Found negligible effects of optical depth and beam dilution on ratio measurements.

Supported models including stellar rotators and novae contributions.

Abstract

The interstellar oxygen isotopic ratio of 18O/17O can reflect the relative amount of the secular enrichment by ejecta from high-mass versus intermediate-mass stars. Previous observations found a Galactic gradient of 18O/17O, i.e., low ratios in the Galactic center and large values in the Galactic disk, which supports the insideout formation scenario of our Galaxy. However, the observed objects are not many and, in particular, not so many at large galactocentric distances. Thus we started a systematic study on Galactic interstellar 18O/17O, through observations of C18O and C17O multi-transition lines toward a large sample of 286 sources (at least one order of magnitude larger than previous ones), from the Galactic center region to the far outer Galaxy (~22 kpc).

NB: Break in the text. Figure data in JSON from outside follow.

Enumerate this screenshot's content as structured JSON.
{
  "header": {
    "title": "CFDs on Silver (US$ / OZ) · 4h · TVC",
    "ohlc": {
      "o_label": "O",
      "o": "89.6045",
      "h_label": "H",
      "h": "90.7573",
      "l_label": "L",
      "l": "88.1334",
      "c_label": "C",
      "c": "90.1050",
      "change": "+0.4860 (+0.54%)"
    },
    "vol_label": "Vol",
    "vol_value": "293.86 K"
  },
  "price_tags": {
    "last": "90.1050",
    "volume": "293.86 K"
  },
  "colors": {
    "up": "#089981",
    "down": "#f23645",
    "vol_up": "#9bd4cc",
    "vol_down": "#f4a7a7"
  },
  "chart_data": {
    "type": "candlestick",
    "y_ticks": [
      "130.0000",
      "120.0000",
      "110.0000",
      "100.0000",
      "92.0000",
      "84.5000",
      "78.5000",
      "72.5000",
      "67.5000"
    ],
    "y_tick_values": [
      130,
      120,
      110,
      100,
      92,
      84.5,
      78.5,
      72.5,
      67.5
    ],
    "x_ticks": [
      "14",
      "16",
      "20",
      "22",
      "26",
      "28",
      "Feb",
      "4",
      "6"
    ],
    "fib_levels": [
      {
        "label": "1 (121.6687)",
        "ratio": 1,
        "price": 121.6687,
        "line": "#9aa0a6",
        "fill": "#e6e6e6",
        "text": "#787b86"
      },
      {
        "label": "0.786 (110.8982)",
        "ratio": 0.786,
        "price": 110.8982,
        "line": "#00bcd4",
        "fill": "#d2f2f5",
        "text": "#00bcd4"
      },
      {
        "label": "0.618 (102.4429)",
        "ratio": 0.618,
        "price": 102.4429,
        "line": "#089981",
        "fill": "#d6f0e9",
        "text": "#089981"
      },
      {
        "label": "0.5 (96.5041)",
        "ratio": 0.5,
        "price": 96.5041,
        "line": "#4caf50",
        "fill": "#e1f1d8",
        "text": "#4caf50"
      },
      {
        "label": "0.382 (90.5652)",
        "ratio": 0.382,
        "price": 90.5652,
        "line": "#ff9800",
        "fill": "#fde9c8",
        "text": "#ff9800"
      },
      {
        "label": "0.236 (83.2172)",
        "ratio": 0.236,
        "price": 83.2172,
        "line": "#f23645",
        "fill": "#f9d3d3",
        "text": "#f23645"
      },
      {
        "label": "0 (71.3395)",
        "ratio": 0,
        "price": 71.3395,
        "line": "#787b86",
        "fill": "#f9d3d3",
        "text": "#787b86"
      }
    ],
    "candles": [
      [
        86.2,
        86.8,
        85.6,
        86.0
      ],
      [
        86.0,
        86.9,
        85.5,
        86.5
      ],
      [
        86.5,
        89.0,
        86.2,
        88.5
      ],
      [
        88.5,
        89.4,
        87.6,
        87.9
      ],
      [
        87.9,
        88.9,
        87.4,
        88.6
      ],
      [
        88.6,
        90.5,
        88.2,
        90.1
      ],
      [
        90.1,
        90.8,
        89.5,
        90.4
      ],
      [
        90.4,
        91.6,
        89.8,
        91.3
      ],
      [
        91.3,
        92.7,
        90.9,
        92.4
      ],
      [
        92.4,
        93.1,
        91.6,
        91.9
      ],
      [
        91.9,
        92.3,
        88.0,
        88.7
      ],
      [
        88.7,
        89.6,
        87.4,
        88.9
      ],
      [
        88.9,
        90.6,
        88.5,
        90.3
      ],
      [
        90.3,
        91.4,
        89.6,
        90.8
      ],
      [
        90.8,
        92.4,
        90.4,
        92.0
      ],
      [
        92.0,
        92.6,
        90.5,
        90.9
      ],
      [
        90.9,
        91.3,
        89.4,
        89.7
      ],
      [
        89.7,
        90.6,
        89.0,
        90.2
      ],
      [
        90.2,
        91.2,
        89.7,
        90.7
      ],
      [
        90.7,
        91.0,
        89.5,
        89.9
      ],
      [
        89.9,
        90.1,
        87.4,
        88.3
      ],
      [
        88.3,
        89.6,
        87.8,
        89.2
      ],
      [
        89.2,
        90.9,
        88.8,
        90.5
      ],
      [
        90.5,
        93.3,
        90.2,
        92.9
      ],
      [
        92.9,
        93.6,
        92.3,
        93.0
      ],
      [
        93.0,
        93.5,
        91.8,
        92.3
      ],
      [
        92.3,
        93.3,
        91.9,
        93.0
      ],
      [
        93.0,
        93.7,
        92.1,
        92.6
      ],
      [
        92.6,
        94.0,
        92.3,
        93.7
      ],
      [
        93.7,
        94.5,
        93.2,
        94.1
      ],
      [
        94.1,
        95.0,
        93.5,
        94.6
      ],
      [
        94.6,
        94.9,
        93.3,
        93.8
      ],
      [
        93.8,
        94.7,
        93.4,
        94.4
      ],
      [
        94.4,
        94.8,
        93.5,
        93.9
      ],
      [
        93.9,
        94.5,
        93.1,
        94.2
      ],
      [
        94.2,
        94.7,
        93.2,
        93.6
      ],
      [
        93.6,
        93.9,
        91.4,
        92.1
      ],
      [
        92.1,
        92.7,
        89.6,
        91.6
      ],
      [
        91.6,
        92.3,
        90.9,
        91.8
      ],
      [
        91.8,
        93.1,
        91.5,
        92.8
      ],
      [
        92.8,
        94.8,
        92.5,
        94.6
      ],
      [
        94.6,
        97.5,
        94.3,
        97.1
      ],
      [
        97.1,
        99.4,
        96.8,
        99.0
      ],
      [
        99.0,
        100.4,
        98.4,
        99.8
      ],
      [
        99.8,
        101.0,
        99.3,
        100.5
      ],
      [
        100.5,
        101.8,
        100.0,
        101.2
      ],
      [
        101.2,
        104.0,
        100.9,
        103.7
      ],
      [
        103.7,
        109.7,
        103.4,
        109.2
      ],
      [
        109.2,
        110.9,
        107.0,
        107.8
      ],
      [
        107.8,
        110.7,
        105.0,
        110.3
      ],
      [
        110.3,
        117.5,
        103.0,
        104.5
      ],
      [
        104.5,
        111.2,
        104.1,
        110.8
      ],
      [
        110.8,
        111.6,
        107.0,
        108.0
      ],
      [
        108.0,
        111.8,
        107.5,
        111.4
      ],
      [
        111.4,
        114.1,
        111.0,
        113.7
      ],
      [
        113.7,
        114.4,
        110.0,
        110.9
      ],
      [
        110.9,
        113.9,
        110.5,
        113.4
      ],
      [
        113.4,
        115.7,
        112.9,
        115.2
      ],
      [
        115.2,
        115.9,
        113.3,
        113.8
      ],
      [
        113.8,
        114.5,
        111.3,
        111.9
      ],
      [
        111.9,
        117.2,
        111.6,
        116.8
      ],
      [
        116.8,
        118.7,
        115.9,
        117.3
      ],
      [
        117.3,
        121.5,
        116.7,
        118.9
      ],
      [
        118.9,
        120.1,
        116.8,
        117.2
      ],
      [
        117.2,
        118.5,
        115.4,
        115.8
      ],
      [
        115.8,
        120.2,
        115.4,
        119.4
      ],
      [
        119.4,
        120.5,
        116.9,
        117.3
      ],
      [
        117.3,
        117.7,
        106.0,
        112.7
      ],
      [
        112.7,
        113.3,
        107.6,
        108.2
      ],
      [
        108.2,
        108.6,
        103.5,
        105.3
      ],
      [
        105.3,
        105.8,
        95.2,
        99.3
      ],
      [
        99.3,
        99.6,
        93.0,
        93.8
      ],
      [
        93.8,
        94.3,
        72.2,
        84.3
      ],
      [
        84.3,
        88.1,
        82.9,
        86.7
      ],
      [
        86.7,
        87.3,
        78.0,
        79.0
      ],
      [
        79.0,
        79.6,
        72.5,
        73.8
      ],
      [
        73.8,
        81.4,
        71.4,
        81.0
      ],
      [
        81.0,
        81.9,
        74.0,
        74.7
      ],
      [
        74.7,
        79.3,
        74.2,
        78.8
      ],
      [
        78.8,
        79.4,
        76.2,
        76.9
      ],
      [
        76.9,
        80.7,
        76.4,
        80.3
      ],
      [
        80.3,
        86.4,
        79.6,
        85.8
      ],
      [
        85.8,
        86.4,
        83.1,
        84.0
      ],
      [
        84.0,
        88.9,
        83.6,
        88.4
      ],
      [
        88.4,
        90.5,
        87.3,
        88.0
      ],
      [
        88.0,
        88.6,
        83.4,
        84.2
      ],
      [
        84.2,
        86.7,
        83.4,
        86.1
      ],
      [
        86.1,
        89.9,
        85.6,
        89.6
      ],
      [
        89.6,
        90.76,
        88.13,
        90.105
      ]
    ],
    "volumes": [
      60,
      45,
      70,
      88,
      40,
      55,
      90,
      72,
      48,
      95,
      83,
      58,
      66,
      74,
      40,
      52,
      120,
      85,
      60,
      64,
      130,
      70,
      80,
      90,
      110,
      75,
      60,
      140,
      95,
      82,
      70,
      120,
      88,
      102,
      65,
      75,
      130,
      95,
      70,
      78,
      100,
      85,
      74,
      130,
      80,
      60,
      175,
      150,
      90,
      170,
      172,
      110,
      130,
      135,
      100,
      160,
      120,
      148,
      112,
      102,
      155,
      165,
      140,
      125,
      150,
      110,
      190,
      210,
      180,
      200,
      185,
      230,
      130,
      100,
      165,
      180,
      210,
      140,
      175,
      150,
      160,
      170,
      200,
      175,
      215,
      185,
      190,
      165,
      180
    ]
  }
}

Here we present our observations of J=1-0 lines of C18O and C17O, with the ARO12m and the IRAM 30m telescope. We detected successfully both C18O and C17O 1-0 lines for 34 sources among our IRAM30m sample of 50 targets and for 166 sources among our ARO12m sample of 260 targets. The C18O optical depth effect on our ratio results, evaluated by fitting results of C17O spectra with hyperfine components and our RADEX non-LTE model calculation for the strongest source, was found to be insignificant. Beam dilution does not seem to be a problem either, which was supported by the fact of no systematic variation between the isotopic ratio and the heliocentric distance, and consistent measured ratios from two telescopes for most of those detected sources. Our results, though there are still very few detections made for sources in the outer Galaxy, confirm the apparent 18O/17O gradient of 18O/17O = (0.10+-0.03)R_GC+(2.95+-0.30), with a Pearson's rank correlation coefficient R = 0.69. This is supported by the newest Galactic chemical evolution model including the impact of massive stellar rotators and novae.